Meet Varun Seth, the man who protested against protesters — and won

Seated inside his palatial one-acre property at 6 Jantar Mantar, Seth talks about the “worst last five years living on this street”, and his efforts to rid the street of protesters, which he began four years ago.

Written by Somya Lakhani | New Delhi | Updated: October 7, 2017 12:52 am
Varun Seth, a petitioner in the case. Praveen Khanna

“They come in numbers, create havoc with slogans, walk around semi-nude, urinate on walls, and leave behind a mess… obviously I want them out of here,” said Varun Seth, 47, one of the seven petitioners who wants Jantar Mantar free of protesters. On Thursday, the National Green Tribunal ordered the Delhi government, NDMC and the Delhi Police Commissioner to “immediately stop all dharnas, assembling of people, public speeches and use of loudspeakers at Jantar Mantar Road within four weeks”.

Seated inside his palatial one-acre property at 6 Jantar Mantar, Seth told The Indian Express about the “worst last five years living on this street”, and his efforts to rid the street of protesters, which he began four years ago. “I filed a case with NGT but no one else supported me — Kerala House, Delhi Metro office, the building next door… everyone refused. It was just us and 5 Jantar Mantar. In 2015, we got an instrument to measure noise here, to show NGT the problem we face,” he said.

The house, built by Seth’s grandfather in 1956, has barricades outside. Apart from the “noise pollution by slogans and songs”, he mentioned issues of safety, hygiene and traffic. “There was a family emergency once but we couldn’t get out because some people protesting for OROP had parked cars outside our house. We can’t invite people over because there might be 500 or 5,000 people here. My children can’t go out and skate or cycle, my father can’t go out for a walk… it’s a nuisance,” he said.

Seth runs two of Delhi’s oldest cinema halls, Ritz and Jagat, and has two children. In the last four years, Seth has installed sound-proof windows in his daughter’s room, tiles with figures of Hindu gods to deter people from urinating outside their house, and even barbed wires.

A day after the NGT order, Seth said he woke up to women protesters hanging their saris on barricades outside his house. “Once, someone protesting cow slaughter tied a cow outside 7 Jantar Mantar. What is one supposed to do?” said Seth.

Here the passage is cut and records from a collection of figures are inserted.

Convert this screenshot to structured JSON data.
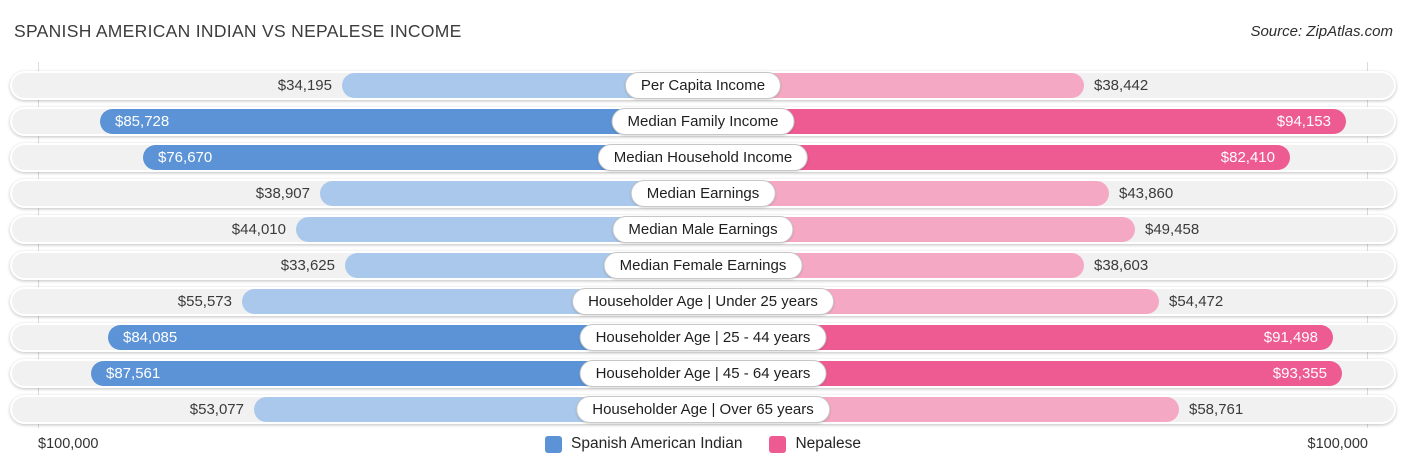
{
  "header": {
    "title": "SPANISH AMERICAN INDIAN VS NEPALESE INCOME",
    "source": "Source: ZipAtlas.com"
  },
  "axis": {
    "left_max_label": "$100,000",
    "right_max_label": "$100,000",
    "max_value": 100000
  },
  "legend": [
    {
      "label": "Spanish American Indian",
      "color": "#5b93d6"
    },
    {
      "label": "Nepalese",
      "color": "#ee5a92"
    }
  ],
  "chart_data": {
    "type": "bar",
    "orientation": "diverging-horizontal",
    "title": "Spanish American Indian vs Nepalese Income",
    "xlim": [
      0,
      100000
    ],
    "grid": "edge-lines-only",
    "legend_position": "bottom-center",
    "colors": {
      "blue": "#5b93d6",
      "blue_light": "#a9c8ec",
      "pink": "#ee5a92",
      "pink_light": "#f5a8c3"
    },
    "categories": [
      "Per Capita Income",
      "Median Family Income",
      "Median Household Income",
      "Median Earnings",
      "Median Male Earnings",
      "Median Female Earnings",
      "Householder Age | Under 25 years",
      "Householder Age | 25 - 44 years",
      "Householder Age | 45 - 64 years",
      "Householder Age | Over 65 years"
    ],
    "series": [
      {
        "name": "Spanish American Indian",
        "values": [
          34195,
          85728,
          76670,
          38907,
          44010,
          33625,
          55573,
          84085,
          87561,
          53077
        ]
      },
      {
        "name": "Nepalese",
        "values": [
          38442,
          94153,
          82410,
          43860,
          49458,
          38603,
          54472,
          91498,
          93355,
          58761
        ]
      }
    ],
    "rows": [
      {
        "label": "Per Capita Income",
        "left_value": 34195,
        "left_label": "$34,195",
        "right_value": 38442,
        "right_label": "$38,442",
        "dark": false
      },
      {
        "label": "Median Family Income",
        "left_value": 85728,
        "left_label": "$85,728",
        "right_value": 94153,
        "right_label": "$94,153",
        "dark": true
      },
      {
        "label": "Median Household Income",
        "left_value": 76670,
        "left_label": "$76,670",
        "right_value": 82410,
        "right_label": "$82,410",
        "dark": true
      },
      {
        "label": "Median Earnings",
        "left_value": 38907,
        "left_label": "$38,907",
        "right_value": 43860,
        "right_label": "$43,860",
        "dark": false
      },
      {
        "label": "Median Male Earnings",
        "left_value": 44010,
        "left_label": "$44,010",
        "right_value": 49458,
        "right_label": "$49,458",
        "dark": false
      },
      {
        "label": "Median Female Earnings",
        "left_value": 33625,
        "left_label": "$33,625",
        "right_value": 38603,
        "right_label": "$38,603",
        "dark": false
      },
      {
        "label": "Householder Age | Under 25 years",
        "left_value": 55573,
        "left_label": "$55,573",
        "right_value": 54472,
        "right_label": "$54,472",
        "dark": false
      },
      {
        "label": "Householder Age | 25 - 44 years",
        "left_value": 84085,
        "left_label": "$84,085",
        "right_value": 91498,
        "right_label": "$91,498",
        "dark": true
      },
      {
        "label": "Householder Age | 45 - 64 years",
        "left_value": 87561,
        "left_label": "$87,561",
        "right_value": 93355,
        "right_label": "$93,355",
        "dark": true
      },
      {
        "label": "Householder Age | Over 65 years",
        "left_value": 53077,
        "left_label": "$53,077",
        "right_value": 58761,
        "right_label": "$58,761",
        "dark": false
      }
    ]
  }
}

In the last two decades, since Jantar Mantar became the epicentre of protests, the only two protests that have resonated with Seth are the 2011 Anna Hazare hunger strike and the protests after the December 2012 gangrape. “Everything else here has been pointless. If Jantar Mantar is the protest site, then go inside the monument. Or go to India Gate or Ramlila Maidan… don’t encroach on my privacy. Is this what living in Lutyen’s Delhi is like?”